A director of global trading at another large US asset manager concurs with this picture of an evolving market, adding that even if banks did want to return to prop trading it would not be easy.

“Even if you turned off all the regulations, I am not sure there would be any immediate change because the skill-set has gone,” he said. “All those guys that used to make markets have gone to the buy side. Everybody knows about the juniorisation of trading desks and this generation of traders has not operated in an environment where they are free to make markets. They are not going to make markets no matter how much balance sheet they have, as they don’t know how to do it.”

Turning to the dealer

Despite the enthusiasm for alternative trading, the market remains dominated by banks, with dealer-provided request-for-quote methods accounting for the majority of trades. They are keen to make the administration of the rules as pain free as possible. For example, Citi reports a threefold increase in compliance staff over the last eight years.
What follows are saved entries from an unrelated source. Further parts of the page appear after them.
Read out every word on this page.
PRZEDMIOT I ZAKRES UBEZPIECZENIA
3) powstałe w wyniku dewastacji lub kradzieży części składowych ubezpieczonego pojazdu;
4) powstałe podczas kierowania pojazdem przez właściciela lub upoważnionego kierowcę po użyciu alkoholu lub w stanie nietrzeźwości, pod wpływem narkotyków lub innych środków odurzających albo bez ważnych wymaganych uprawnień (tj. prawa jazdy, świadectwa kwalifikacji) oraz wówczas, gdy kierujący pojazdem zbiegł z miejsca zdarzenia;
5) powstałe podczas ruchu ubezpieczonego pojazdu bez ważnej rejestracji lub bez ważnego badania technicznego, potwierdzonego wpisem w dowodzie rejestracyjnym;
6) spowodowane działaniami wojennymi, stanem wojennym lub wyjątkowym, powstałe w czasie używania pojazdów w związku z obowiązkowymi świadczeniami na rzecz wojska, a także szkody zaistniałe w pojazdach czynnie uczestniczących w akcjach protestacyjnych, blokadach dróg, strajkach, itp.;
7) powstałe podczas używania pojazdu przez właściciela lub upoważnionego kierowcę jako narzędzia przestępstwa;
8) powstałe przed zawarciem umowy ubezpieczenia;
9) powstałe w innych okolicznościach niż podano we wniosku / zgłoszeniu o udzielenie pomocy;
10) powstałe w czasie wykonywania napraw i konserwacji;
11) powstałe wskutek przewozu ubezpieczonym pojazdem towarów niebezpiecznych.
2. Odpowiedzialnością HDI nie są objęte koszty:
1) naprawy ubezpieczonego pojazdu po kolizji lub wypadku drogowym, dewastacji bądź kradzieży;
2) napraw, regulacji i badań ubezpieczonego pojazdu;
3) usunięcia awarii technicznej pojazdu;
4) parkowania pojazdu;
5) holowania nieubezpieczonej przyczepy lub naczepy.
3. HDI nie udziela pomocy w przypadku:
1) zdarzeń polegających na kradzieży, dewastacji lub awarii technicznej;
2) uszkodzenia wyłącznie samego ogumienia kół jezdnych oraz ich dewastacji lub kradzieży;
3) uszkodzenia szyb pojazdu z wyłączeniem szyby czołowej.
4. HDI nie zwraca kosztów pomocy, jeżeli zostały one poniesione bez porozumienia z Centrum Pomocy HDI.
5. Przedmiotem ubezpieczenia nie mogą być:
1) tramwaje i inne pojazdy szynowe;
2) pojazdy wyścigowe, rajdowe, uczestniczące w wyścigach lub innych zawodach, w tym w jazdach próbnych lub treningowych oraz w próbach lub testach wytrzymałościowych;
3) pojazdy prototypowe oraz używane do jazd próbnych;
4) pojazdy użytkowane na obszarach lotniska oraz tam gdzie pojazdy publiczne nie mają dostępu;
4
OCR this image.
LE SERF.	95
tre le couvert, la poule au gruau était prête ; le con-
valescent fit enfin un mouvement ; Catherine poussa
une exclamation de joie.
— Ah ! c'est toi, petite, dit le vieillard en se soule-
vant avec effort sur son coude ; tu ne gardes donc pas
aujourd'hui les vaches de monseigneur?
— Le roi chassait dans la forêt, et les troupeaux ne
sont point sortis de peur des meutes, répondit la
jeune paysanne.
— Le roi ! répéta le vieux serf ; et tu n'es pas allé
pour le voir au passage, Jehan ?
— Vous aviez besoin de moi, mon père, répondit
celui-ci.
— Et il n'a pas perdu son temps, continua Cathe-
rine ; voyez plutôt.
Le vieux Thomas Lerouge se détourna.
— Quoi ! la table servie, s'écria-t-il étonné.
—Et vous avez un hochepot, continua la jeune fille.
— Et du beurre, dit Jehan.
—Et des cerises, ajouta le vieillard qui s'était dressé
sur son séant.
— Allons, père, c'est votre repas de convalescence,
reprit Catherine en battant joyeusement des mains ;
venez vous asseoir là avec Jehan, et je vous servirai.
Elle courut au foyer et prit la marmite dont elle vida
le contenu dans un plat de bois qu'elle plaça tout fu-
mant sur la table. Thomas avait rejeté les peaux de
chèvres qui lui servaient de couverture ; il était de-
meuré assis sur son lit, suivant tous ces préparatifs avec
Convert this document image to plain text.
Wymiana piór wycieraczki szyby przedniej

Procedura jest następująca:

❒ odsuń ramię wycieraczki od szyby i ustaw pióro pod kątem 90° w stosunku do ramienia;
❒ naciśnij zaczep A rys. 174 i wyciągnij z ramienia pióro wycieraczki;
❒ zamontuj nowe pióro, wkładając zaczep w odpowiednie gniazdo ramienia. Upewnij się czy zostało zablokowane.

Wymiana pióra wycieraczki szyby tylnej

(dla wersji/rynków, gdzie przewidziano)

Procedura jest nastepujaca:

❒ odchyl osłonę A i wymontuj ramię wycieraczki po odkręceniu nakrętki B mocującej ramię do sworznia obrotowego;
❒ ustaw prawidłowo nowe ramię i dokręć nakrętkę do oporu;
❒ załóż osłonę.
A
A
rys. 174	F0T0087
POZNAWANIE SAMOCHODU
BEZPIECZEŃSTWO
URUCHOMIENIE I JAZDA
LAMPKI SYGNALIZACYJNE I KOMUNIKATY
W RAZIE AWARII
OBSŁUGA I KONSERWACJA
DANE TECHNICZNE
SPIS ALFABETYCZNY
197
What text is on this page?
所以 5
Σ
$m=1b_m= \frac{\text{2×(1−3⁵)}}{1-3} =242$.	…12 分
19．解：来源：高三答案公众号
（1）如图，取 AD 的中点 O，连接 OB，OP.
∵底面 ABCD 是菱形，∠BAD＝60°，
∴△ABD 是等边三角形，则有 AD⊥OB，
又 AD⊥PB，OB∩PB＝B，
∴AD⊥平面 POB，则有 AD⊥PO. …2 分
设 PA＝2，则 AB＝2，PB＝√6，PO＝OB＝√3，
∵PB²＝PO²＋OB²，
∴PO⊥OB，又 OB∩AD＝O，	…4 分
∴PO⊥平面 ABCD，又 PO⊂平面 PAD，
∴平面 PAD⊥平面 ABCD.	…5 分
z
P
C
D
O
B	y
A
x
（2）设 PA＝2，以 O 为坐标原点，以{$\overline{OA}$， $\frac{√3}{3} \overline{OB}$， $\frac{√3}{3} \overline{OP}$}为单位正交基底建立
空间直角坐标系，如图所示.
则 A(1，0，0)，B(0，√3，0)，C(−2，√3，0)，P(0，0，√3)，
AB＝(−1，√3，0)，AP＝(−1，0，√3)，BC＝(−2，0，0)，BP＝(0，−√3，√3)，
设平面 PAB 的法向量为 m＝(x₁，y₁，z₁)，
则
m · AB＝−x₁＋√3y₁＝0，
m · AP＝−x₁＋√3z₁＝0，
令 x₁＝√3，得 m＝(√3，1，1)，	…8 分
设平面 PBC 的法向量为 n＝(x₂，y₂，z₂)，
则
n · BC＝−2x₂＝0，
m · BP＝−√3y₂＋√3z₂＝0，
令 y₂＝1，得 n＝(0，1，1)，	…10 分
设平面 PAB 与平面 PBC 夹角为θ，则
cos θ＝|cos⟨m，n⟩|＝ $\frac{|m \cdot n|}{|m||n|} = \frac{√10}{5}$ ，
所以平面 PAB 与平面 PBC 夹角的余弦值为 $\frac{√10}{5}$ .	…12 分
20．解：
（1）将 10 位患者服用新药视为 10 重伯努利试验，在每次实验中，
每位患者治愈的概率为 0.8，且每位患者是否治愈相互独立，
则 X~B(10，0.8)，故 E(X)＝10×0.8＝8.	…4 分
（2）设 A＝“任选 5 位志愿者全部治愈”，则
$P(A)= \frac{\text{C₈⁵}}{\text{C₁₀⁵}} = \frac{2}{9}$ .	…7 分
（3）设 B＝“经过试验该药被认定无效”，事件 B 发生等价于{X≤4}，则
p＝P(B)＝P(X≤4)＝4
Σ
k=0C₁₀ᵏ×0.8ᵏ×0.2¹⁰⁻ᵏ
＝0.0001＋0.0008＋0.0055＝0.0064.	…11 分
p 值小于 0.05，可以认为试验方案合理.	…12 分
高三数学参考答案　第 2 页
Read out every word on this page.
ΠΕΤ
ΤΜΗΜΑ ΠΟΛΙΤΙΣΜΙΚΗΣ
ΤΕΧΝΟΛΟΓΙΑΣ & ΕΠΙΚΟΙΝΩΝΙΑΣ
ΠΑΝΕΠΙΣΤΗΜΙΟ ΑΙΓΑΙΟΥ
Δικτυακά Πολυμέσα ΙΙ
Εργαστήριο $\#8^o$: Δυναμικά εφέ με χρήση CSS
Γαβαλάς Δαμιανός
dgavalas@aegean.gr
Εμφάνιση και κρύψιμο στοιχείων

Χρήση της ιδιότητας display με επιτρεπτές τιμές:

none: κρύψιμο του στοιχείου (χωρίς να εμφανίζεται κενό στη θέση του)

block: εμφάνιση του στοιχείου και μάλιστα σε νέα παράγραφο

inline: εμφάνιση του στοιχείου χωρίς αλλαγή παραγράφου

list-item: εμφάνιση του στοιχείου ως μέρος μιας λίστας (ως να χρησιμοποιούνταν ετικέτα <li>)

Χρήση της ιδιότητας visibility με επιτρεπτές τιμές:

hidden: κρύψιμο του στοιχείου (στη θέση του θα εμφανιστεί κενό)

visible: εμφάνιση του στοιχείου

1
“We don’t want to do proprietary trading,” said John Gerspach, chief financial officer at Citi, speaking at Goldman Sachs US Financial Services Conference, on 7 December 2016. “But I also would love to work with regulators to lessen the burden of proving that we are not engaging in proprietary trading.”

Kevin McPartland, head of market structure and technology research at analyst firm Greenwich Associates says, “It’s worth remembering that the banks do most of the trading. My instinct on Volcker, however, is that a total repeal is unlikely. I suspect it’s going to be more like surgery, so that dealers get some market-making back and feel more comfortable holding positions for that purpose.”